Muriel Sparks ''Memento mori'' (1959)
Adi Severin Soliman
Da ist der Literaturkritiker, der an zwei Stöcken geht und ein Millionenerbe antreten soll; da ist aber auch der Hundertjährige, der sich für Gott hält und am Ende das Erbe erhält. Da sind Schriftsteller und ihre Bedienstete, Anwälte und Brauereibesitzer, ehemalige Ärzte und Geschäftsleute, eine hübsche Clique der englischen Upper Class, und ihre Dienstmädchen, die ebenfalls in die Jahre gekommen sind.

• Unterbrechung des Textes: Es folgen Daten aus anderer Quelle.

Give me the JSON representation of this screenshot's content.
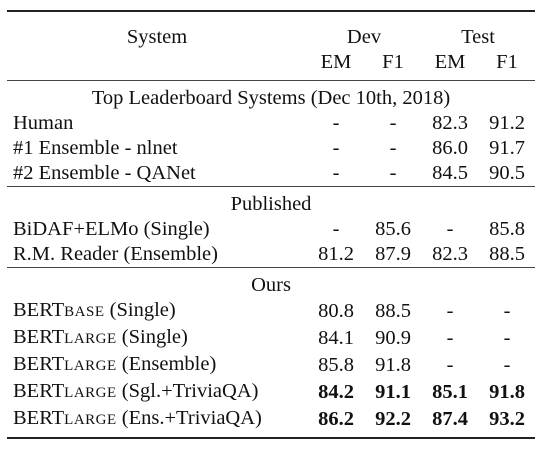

Muriel Sparks Einfall ist ebenso einfach wie bestechend: Alle diese Personen erhalten anonyme Anrufe mit der Botschaft: "Erinnere dich daran, dass du sterben wirst." Das berühmte "Memento mori", das dem Roman aus dem Jahr 1959 den Titel gibt.

Von der besten Seite

Es wird nun gezeigt, wie diese Figuren mit der "Bedrohung" umgehen: die einen empört, die anderen verängstigt, wieder andere gleichgültig oder umgekehrt hysterisch. Dieses "Memento mori" ist der Auslöser, der die Handlung in Gang setzt, und das ist vollkommen genügend: Da werden Testamente rückgängig gemacht, Alte in Kliniken gesteckt, Intrigen gesponnen, Geschichten von Ehebruch und Erpressung aufgewärmt, Gatten und Söhne verraten, der Neid angestachelt, auf den Tod der Feinde gehofft, Verwünschungen ausgestossen, da wird denunziert, verleumdet und gequält, Rechnungen beglichen und neue geschrieben - es zeigen sich alle von ihrer besten Seite.

Die Beschreibungen eines Heims für Alte und Demente sind meisterhaft: realistisch, beklemmend, teilweise zynisch und boshaft. Alte sabbern und setzen sich Papierbecher auf den Kopf, toben und brüllen, versuchen über das Bettgitter zu steigen, röcheln und sterben, kämpfen um den letzten Rest Würde oder geben sich auf. Selten habe ich ein solches Anti-Idyll gelesen, eine solche sarkastische Abrechnung mit einer verkrusteten sozialen Klasse, die ihre Rituale nur noch mühselig spielen, nicht aber leben kann.

Täglich ein neues Testament

Das Buch ist eine gnadenlose Abrechnung mit dem verlogenen Comme il faut ehemaliger Kolonialherren, falscher Idealisten, verbohrter Nationalisten, die sich als Erbschleicher entpuppen. Es ist auffällig, wie oft Testamente geschrieben und wieder zerrissen werden (im Altersheim setzt jeden Tage mindestens eine Insassin ein neues auf), wer begünstigt oder benachteiligt wird, wer am Morgen als Millionär erwacht und am Abend nur noch mit einem Almosen rechnen kann.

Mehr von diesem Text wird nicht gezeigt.